Сделав интересующийся вид, услышал прямо-таки воркованье голубя перед голубкой, и…

… - лишнево не наговорили, и слава Богу, – флегматично сказал пожилой Иосиф Филиппович, грузно усаживаясь в пролётку напротив меня, – дразнить полицию не следует, но помалкивать, покуда не приедет адвокат – тактика самая правильная.

– Владимир Алексеевич спохватился? – поинтересовался я.

– Да-с… – заулыбался адвокат, – есть, знаете ли…

Покосившись на извозчика, он замолк, и молчал так до самой редакции.

– Слава Богу! – обнял меня дядя Гиляй, крепко притиснув к животу, – Мне когда сказали, што тебя полиция арестовала прямо на вокзале, я места себе…

– … вошки, – запоздало пискнул я.

– А? Пустое, – отмахнулся опекун, обнимая ещё раз, – Всё равно в баню с дороги, там и поговорим.

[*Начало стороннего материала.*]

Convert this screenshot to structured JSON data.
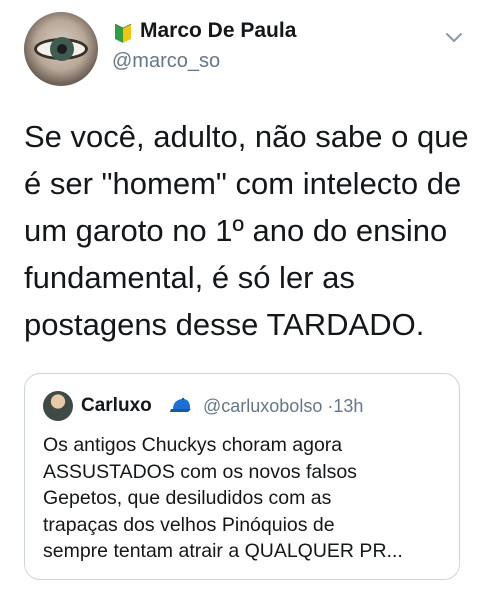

В Сандунах взяли семейный нумер для спокойного разговора, и после помывки, в перерывах между заходами в парную, я с подробностями рассказывал об аресте. Владимир Алексеевич, знающий в лицо едва ли не всех полицейских Москвы, только хмурился, мрачнел, да дёргал себя за усы.

– Дела, – наконец сказал он тягуче, и замолк.

– Это по закону у нас тишь, гладь и Божья благодать, – отдуваясь после выпитого залпом квасу, сказал закутавшийся в простыню Иосиф Филиппович, погрузившись в воспоминания, – Сравнить ежели с Британией, так мёд и мед – по законам ежели. Смертная казнь – событие такое себе редкое, што… Ну, не по пальцам, но десятки в год.

– А вспомнить ежели, што у нас есть и репрессии внесудебные, то на Британию с её жестокостями уже и не шибко покиваешь, – продолжил он после мрачной паузы, – Для репрессий политических никаких законодательных основ у нас и нетути. А репрессии есть.

– Сплошная натяжка законов на начальственное хотение, – закончил за него дядя Гиляй, помрачневший и будто бы даже постаревший, – самодержавное.

Вспомнились мне рассказы деревенских о том, как с артиллерией подавляют даже и не бунты, а просто волнения крестьянские. Как берут в штыки деревни, не оставляя в живых никого. Как стреляют, вешают… без суда, даже упрощённого, неправедного, военно-полевого.